Надежду отправили на трибуну, как представителя студенческой молодежи. Её почин эстафетного субботника одобрен в областном масштабе, да что областном, сам товарищ Тяжельников сказал, что это интересное начинание. Как не поощрить? Ну, а Ольга и я — лауреаты премии Ленинского комсомола, что для нашей области весомо и значимо. Так что вся наша троица удостоилась высокой чести стоять на трибуне в день празднования Великой Октябрьской социалистической революции. В ряду комсомольцев. Тут свои правила: ряд коммунистов, во главе с Андреем Николаевичем Стельбовым, первым секретарем обкома, членом ЦК КПСС и отцом Ольги. Ряд передовиков: промышленности, сельского хозяйства, образования, здравоохранения, науки, культуры и искусства — там мой папенька, Владлен Иванович Соколов-Бельский.
Ну, и комсомол, спорт, студенты и курсанты.
Конечно, всё это условно: папенька мой коммунист, среди передовиков производства немало комсомольцев, а уж спортсмены почти сплошь. Но порядок есть порядок.
Нас, комсомольцев, перед началом демонстрации собрали в обкоме комсомола. Тут, рядышком, комсомол в общем здании с обкомом партии. Ну, как общем, главные, конечно, партийцы, а у них под крылом и облисполком, и комсомол, и все остальные. Не суть. Нас кратенько проинструктировали, потом выложили подносы с бутербродами — бужениной, красной рыбой, яйцом со шпротами, килечкой с маслом. И, не афишируя, но и не скрываясь, желающим предложили по стопочке водки, а дамам — шартрезу местного ликероводочного завода, спецпродукция, в магазине нарасхват, запросто не купить. Предложили для согрева: на улице-то минус четыре. Перед выходом в туалет, это обязательно. И на трибуну.

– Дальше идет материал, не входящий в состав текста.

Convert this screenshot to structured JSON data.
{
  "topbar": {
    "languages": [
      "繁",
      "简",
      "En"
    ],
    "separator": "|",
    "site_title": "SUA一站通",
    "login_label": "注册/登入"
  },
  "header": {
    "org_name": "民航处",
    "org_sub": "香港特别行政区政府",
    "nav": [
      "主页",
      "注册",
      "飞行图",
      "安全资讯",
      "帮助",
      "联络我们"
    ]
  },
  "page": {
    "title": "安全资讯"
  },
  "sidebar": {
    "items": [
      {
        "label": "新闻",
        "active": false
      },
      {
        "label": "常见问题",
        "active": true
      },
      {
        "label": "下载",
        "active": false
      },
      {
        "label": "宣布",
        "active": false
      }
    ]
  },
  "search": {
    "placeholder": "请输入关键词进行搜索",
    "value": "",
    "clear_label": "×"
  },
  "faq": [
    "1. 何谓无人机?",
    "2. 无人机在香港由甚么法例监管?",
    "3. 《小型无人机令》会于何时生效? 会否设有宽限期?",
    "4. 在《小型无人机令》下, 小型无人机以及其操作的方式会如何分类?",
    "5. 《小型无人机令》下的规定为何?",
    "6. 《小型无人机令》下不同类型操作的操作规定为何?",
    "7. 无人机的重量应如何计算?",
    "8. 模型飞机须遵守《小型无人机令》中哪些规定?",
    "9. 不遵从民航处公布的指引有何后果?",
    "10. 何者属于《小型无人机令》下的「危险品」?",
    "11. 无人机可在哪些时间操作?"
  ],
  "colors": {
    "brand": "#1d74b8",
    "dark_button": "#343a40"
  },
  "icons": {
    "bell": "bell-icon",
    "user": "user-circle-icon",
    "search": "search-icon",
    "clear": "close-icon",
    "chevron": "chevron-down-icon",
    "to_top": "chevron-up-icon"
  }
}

Я, правда, ни водки, ни шартреза не пил, но мне и не нужно. Предупрежденный, я оделся тепло. Егерское белье, и уж потом рубашка, непременный галстук, костюм, тёплое пальто шинельного типа и шапка-кубанка. Галстук и кубанка — диссонанс, но иногда и диссонанс к месту. Главное — не мёрзну.
— Работники народного образования! Совершенствуйте обучение и коммунистическое воспитание подрастающего поколения! Ура!
— Ура!!!
Свежо, голова ясная, никто с разговорами не лезет. Самое время подумать.
В блокноте оказались неотправленные письма. Некий Ганс Мюллер писал некой Лотте — то ли жене, то ли возлюбленной, то ли вовсе выдуманной личности.
Работал Ганс Мюллер главным помощником Шефа. Так он писал, утверждая, что Шеф поручил ему практическую часть исследования, себе оставив теоретические изыскания. Но и по части теории Ганс Мюллер тоже силен — ну, так следует из его слов. Русские помощники старательны. Условия жизни сносны. Работают с восьми утра до шести вечера, потом их — его и Шефа — вывозят в Особняк, где можно слушать радио, читать русские и немецкие газеты, гулять во дворе или просто спать. Но они продолжают думать о работе.
— Граждане Советского Союза! Активно боритесь за утверждение социалистического образа жизни, коммунистической морали! Ура!
— Ура!!!
А работают они над самой гуманной задачей, над спасением жизни. Создают кровезаменитель. Сколько человек гибнет из-за того, что вовремя не восполнили кровопотерю! А Шеф и он дадут людям прекрасный заменитель — универсальный и недорогой. В каждой деревне, не говоря уже о городах, будет возможность перелить столько фторана, сколько нужно. Фторан — так называл Мюллер кровезаменитель. Стоило тяжелобольному ввести в вену сто граммов фторана, как тому становилось лучше, двести граммов — он стремительно шёл на поправку, ну, а если литр — то старец молодел, а молодой — крепчал. Только вот иногда случались побочные эффекты. Нужно избавиться от них — и благодарное человечество поставит памятник Шефу. Ну, и Мюллеру найдётся местечко рядом. Чуть пониже.
— Трудящиеся Советского Союза! Крепите дисциплину и порядок, повышайте организованность на производстве! Ура!
— Ура!!!
Последнее письмо, от второго марта пятьдесят третьего, было о том, что Шеф получил задание — срочно приготовить два литра фторана. Наилучшего. Для кого, не сказали. Но добавили, что если всё пойдет хорошо, Шеф вернется в Германию, где для него создадут научный институт.
Что будет, если пойдет нехорошо, не сказали.
Но он, Ганс Мюллер, верит в могущество науки!